I met a man today. “Mam, could you spare fifty cents?” I
hurried on to my car, somewhat angry that he had seen the ten dollar bill I was
holding as I exited the dry cleaning store. As I slammed the car door, I looked
behind me and the scraggly, stooped over man was nowhere to be seen.
Could it have been
Jesus? An angel? How could the skinny man have disappeared so quickly?
I immediately felt remorse. No matter that as a woman alone
in a parking lot I probably shouldn’t stop and talk with a strange man. No
matter that he might have assaulted me, grabbed my purse while I rummaged
through it, or abducted me. No amount of rationalization would comfort my
tormented thoughts as I pulled out of the parking lot and drove down the road.
Tears formed in my eyes and crept down my cheeks. “I’m
sorry, Jesus. Was that You? Was that a divine appointment for my day? What
would You have done? Were You hungry and I refused to feed you, simply
muttering, ‘No Sir’, and hurrying on my way? Please forgive me. I was angry,
afraid.”
I met a man today then simply went on my way. But I will
always wonder.
3 comments:
Not to worry, He will give you more opportunities! :)

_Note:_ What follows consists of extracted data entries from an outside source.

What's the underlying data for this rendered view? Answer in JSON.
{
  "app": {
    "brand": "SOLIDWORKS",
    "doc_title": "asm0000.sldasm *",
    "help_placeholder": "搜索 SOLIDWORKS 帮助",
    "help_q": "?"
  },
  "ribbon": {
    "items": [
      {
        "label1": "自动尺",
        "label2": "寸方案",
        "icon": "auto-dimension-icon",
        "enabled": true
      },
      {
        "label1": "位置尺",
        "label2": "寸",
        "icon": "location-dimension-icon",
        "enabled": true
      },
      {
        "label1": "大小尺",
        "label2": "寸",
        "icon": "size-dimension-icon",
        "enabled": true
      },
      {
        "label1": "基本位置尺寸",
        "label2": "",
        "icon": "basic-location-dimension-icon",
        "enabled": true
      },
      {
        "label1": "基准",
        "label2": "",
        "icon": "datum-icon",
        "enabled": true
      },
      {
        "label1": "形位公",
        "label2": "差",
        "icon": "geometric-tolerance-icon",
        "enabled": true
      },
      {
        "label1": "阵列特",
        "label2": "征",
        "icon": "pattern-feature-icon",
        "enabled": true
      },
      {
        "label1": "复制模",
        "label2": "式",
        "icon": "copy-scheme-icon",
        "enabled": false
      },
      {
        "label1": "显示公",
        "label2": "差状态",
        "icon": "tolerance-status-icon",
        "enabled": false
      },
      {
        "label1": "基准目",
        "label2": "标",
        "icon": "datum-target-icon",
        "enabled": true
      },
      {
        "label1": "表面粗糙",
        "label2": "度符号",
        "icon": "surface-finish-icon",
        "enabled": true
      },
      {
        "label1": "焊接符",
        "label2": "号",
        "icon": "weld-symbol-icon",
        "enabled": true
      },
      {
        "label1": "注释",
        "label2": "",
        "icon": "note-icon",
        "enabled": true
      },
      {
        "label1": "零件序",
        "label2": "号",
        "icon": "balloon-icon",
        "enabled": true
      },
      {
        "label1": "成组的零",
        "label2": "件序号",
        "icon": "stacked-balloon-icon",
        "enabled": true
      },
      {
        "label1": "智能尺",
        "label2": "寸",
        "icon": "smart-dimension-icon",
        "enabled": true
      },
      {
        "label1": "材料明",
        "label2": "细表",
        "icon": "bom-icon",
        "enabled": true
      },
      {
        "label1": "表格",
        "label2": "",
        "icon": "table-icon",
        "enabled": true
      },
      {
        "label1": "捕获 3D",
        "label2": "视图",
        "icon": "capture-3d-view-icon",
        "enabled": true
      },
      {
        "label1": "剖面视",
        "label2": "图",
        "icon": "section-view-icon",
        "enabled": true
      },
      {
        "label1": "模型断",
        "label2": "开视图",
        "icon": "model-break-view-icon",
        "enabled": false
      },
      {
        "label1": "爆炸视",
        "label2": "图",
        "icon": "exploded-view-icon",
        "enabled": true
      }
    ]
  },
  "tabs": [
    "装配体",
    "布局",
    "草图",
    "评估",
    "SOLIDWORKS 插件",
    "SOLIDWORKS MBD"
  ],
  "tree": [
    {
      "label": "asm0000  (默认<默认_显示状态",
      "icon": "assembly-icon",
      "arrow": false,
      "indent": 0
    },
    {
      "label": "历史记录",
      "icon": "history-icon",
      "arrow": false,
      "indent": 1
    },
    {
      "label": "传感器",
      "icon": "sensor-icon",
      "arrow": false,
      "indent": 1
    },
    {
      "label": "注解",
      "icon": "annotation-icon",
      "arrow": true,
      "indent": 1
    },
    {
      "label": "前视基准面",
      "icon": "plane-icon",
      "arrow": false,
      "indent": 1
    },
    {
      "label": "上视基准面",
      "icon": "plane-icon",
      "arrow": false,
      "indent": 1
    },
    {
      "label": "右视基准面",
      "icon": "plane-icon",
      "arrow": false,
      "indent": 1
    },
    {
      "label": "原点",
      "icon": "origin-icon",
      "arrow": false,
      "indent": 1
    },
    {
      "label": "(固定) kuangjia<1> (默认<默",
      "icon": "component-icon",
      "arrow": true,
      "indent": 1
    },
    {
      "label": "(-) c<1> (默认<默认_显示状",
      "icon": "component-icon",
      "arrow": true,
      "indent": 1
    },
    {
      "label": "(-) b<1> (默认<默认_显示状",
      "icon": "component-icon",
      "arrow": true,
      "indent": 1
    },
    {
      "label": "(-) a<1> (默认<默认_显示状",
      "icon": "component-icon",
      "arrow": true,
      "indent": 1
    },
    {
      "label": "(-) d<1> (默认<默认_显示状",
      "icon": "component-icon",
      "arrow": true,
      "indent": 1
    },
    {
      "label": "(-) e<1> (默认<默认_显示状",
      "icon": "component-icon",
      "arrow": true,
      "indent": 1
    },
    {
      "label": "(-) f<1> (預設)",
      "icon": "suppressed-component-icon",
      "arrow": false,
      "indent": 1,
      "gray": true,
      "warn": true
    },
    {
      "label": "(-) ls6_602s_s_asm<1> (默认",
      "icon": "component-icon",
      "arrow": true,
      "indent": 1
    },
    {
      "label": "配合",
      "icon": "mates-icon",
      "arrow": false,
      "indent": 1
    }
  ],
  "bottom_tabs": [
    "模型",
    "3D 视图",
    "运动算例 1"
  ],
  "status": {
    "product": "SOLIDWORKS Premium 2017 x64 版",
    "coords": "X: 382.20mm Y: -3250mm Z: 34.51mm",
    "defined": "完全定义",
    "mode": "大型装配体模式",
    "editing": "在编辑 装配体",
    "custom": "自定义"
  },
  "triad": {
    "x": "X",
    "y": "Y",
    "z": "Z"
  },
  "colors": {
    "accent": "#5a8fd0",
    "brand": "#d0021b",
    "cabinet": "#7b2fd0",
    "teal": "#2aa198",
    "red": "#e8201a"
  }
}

So true, Linda. So true. :)
I revisited this post when I saw it pop up on my "stats" page. Sure enough, God has granted other opportunities, two within a day of each other. I responded with what I had at the time. A few days later, God surprised my husband and me with a hugs monetary gift.
Could it be related? I tend to think so. Humbled my heart since I gave so little, but what I had at the time, and God gave back so much.